Blackstone buys Alban Gate for core business

The New York firm has bought a London office for £300 million in its maiden deal for a ‘light-fix’ strategy. The seller was Carlyle on behalf of its European opportunity fund.

The Blackstone Group has completed its first deal for its new core-plus real estate business buying the Alban Gate office complex in London for £300 million (€378 million; $514 million) from The Carlyle Group.

Alban Gate is a 382,000 square foot office over 22 floors fully let to JP Morgan that underwent an extensive refurbishment earlier this year. Much of the space is now sub-let to law firm Nabarros.

Blackstone is making the investment for its new ‘light-fix’ strategy – ostensibly a core-plus strategy through which Blackstone acquires prime properties that possess some scope for increasing income. Blackstone said previously it had formed the strategy in response to demand from the firm’s investors.

Alban Gate is the first asset it has acquired for the European leg of the strategy which begun in the US at the end of last year. The deal represents an unusual twist in European private equity real estate because the seller, Carlyle, is exiting an investment on behalf of an opportunity fund to a firm more best known for managing opportunity funds itself.

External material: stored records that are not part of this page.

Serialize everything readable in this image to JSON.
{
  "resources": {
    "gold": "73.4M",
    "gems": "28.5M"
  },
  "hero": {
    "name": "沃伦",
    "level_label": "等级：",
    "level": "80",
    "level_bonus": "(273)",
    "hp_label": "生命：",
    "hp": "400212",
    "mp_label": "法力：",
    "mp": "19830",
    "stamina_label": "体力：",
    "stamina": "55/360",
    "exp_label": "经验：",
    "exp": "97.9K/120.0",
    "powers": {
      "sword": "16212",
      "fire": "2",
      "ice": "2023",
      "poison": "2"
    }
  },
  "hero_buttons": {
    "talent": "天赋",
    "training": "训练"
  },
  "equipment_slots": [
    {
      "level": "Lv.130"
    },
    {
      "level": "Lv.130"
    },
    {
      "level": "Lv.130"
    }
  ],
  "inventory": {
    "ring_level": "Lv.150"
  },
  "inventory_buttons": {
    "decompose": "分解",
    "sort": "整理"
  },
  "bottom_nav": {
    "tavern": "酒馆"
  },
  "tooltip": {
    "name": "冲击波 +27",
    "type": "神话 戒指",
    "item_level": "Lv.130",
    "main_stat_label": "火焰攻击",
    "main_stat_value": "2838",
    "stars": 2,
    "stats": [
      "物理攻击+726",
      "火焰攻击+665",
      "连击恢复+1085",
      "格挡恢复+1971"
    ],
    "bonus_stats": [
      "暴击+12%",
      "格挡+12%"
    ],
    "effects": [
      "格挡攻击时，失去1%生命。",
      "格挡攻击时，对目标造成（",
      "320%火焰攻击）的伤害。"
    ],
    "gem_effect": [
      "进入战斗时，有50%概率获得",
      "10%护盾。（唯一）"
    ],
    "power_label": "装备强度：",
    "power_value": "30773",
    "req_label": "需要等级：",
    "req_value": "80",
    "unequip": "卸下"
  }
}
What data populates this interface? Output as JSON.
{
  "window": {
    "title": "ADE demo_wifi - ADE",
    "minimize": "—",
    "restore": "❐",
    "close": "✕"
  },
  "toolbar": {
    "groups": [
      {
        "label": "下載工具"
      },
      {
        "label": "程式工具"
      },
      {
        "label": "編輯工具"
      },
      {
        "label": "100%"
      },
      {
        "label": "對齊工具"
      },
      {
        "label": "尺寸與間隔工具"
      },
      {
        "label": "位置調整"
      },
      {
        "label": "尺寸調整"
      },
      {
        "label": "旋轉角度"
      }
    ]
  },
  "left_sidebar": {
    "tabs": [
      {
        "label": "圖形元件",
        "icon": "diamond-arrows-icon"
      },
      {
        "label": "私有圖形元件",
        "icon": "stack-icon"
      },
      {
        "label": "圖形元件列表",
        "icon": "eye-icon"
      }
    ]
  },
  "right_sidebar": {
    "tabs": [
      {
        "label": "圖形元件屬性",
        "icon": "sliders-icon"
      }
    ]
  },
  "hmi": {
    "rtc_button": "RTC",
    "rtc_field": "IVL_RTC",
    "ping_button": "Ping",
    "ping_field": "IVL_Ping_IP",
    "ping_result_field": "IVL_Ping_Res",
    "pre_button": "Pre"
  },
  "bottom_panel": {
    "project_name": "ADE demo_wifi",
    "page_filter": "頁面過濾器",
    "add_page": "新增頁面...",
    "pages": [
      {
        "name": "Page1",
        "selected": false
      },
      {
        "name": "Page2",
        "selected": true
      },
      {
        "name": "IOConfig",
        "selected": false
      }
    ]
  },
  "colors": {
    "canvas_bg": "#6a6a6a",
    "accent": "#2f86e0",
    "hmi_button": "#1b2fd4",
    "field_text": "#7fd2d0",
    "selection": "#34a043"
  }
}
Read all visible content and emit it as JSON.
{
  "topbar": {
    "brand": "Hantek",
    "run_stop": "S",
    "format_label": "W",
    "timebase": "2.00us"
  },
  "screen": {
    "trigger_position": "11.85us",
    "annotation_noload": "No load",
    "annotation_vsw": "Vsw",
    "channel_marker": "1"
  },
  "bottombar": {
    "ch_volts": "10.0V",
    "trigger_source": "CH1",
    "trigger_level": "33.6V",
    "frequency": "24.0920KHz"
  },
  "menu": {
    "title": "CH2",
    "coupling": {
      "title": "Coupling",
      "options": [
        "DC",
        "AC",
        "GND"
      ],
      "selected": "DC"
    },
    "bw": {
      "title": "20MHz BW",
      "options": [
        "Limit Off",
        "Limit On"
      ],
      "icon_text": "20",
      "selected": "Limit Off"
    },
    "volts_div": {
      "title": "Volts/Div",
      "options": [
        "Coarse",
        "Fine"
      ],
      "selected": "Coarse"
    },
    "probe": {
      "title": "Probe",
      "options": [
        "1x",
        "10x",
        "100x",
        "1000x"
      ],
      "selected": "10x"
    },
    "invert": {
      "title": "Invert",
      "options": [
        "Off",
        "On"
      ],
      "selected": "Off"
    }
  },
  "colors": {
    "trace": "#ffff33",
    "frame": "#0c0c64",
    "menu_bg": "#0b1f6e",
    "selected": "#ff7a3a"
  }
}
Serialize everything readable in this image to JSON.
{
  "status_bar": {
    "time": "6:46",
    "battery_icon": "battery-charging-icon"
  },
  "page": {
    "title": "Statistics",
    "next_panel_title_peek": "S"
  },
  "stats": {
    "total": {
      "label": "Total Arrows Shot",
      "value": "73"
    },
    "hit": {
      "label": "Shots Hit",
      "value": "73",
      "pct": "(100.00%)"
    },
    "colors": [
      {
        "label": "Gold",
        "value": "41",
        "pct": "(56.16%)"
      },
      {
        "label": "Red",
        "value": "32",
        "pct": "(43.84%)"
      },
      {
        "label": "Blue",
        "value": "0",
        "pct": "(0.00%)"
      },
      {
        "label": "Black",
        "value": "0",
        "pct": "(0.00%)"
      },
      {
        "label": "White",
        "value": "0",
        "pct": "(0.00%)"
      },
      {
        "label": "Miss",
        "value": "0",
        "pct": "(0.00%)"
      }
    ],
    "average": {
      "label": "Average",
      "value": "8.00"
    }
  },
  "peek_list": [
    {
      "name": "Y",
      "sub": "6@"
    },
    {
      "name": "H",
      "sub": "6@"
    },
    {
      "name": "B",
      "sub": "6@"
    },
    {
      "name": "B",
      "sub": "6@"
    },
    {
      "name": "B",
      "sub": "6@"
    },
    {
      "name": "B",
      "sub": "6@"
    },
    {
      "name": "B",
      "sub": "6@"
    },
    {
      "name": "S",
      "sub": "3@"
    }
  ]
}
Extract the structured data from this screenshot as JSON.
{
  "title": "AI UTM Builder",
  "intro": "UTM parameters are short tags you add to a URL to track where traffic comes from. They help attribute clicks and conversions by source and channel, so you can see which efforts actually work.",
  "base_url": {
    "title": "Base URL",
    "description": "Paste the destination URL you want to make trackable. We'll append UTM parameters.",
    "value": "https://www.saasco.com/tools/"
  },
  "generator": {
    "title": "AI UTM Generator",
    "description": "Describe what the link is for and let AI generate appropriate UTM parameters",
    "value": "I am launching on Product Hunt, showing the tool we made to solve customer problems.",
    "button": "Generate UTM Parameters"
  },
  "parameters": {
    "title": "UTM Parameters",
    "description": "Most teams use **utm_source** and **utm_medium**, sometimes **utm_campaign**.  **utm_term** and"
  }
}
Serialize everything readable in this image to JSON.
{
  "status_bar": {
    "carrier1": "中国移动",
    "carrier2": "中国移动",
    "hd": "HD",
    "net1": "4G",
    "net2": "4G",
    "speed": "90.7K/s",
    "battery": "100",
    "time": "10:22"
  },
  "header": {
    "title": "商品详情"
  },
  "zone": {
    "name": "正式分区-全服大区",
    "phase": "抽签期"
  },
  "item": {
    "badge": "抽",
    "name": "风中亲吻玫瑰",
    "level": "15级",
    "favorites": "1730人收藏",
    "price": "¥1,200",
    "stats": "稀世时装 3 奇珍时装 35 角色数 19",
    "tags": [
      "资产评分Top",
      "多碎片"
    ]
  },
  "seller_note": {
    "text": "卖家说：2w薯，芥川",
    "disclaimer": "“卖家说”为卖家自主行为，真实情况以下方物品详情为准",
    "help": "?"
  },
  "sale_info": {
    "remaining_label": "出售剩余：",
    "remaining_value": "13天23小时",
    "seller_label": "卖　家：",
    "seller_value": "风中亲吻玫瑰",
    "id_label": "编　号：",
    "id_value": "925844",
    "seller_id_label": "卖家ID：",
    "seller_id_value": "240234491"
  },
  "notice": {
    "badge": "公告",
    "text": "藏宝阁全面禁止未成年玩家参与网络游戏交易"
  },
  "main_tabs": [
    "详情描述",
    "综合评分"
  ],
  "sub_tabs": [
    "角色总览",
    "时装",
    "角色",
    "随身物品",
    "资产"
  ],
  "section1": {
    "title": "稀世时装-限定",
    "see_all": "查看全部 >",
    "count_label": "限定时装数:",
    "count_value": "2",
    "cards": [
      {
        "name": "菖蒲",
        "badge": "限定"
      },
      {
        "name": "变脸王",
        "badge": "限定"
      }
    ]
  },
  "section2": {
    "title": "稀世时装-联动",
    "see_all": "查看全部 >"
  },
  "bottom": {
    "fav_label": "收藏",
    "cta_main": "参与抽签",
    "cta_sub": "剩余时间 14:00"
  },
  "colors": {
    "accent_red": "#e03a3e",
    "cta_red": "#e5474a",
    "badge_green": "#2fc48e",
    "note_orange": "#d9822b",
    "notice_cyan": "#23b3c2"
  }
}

Nonetheless, Blackstone is positioning itself today as more than just a manager of opportunistic real estate strategies and last week, PERE revealed how the firm is ramping up its team to prepare for the transition. Indeed, it is understood the firm has begun hiring externally in London for the strategy as well as making internal hires.

Washington DC-based Carlyle first bought Alban Gate four years ago as part of a package of six landmark London properties that were formerly part of the White Tower 2006-3 CMBS that Carlyle bought for £671 million. The investment was made on behalf of its €2.2 billion Carlyle European Real Estate Partners III that was launched in 2007.

Out of the six properties, Carlyle has so far sold Millennium Bridge House in November 2013 for £87.6 million, 60 Victoria Embankment in June 2011 for around £175 million and the BSI tower in Chiswick in September 2010 for £30.5 million. With the sale of Alban Gate, that means it has realized £593 million from the portfolio.

It is left with Sampson House data-centre and Ludgate House office, which are located immediately south of Blackfriars Bridge for which Carlyle received planning permission earlier this year to develop a major 1.4 million square foot residential and office project in place of the existing two buildings and, as announced on 10 June 2014, it is currently seeking a funding partner to progress the development, which has been launched as ‘Bankside Quarter’.